Isabel I de Castilla en 1493
 retrato atribuido a Bartolomé Bermejo
Cierto es que el descubrimiento y primera colonización americana dio la oportunidad a la Iglesia de evangelizar y cristianizar a los nativos. Sin embargo, estos nuevos cristianos serían llamados pronto por Dios. Las enfermedades que llevaron los españoles diezmaron la población indígena. Claro está que en la mente de Isabel no se hallaba esta calamidad. ¿Acaso en el plan de Dios se halló en poner primero a Isabel en el trono y después a Colón para producir tal mortandad?
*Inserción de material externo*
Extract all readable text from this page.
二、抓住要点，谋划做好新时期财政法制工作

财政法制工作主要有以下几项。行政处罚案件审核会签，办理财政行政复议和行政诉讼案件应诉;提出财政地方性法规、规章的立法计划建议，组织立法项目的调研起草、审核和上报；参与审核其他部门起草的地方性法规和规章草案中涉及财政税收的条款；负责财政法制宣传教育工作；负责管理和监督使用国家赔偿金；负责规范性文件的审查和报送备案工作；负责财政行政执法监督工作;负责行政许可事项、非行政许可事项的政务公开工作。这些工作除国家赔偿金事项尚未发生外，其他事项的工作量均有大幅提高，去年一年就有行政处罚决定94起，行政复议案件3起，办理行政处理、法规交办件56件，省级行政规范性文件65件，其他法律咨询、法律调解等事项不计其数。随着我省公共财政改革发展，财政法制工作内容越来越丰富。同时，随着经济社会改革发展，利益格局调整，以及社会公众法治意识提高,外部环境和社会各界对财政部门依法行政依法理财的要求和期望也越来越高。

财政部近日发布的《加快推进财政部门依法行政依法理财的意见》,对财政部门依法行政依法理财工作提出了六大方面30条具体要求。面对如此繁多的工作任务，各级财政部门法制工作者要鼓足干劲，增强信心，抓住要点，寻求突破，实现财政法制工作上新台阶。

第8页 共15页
En cuanto a los hechos sobrenaturales que llevaron a Isabel al trono de Castilla están jalonados de numerosas muertes. Todo para allanar su ascenso por voluntad divina; pero, por qué si éste era el plan de Dios, no puso desde el primer momento a Isabel en la primera línea sucesoria. Es demasiado largo de contar las “afortunadas” muertes de los herederos al trono y la guerra civil que le enfrentó a la Beltraneja ensangrentando Castilla solo para saciar su ambición de poder.
Expulsión de los judíos sevillanos
La propuesta de beatificación de Isabel ya fue rechazada en 1992 coincidiendo con la conmemoración del 500 aniversario de la evangelización americana. El cardenal Lustiger, un judío convertido al catolicismo a los 14 años, hijo de una víctima del antisemitismo nazi, se halló justo en el cargo y el momento preciso para paralizar la beatificación. Esta ironía del destino, o designio de Dios, jugó en contra de la candidata antisemita que expulsó a los judíos de España. La misma que mostró su intolerancia religiosa hacia los vencidos granadinos, sin respetar los acuerdos de paz. La misma que condenó a partir de 1499 a los gitanos a una permanente represión, cuyos efectos son a a día de hoy palpables. ¿Cuántas desgracias trajo consigo su acceso al trono de Castilla? ¿Fue por voluntad de Dios? No creo. El Dios cristiano que es todo bondad y comprensión no trazó este plan.
Todos los firmantes de esta petición por todo lo anterior, solicitamos a la Comisión Isabel la Católica del arzobispado de Valladolid, reconsidere su propuesta de beatificación. Sus méritos políticos y militares son indudables, pero creemos que debe haber muchos más personajes que merezcan ser beatificados.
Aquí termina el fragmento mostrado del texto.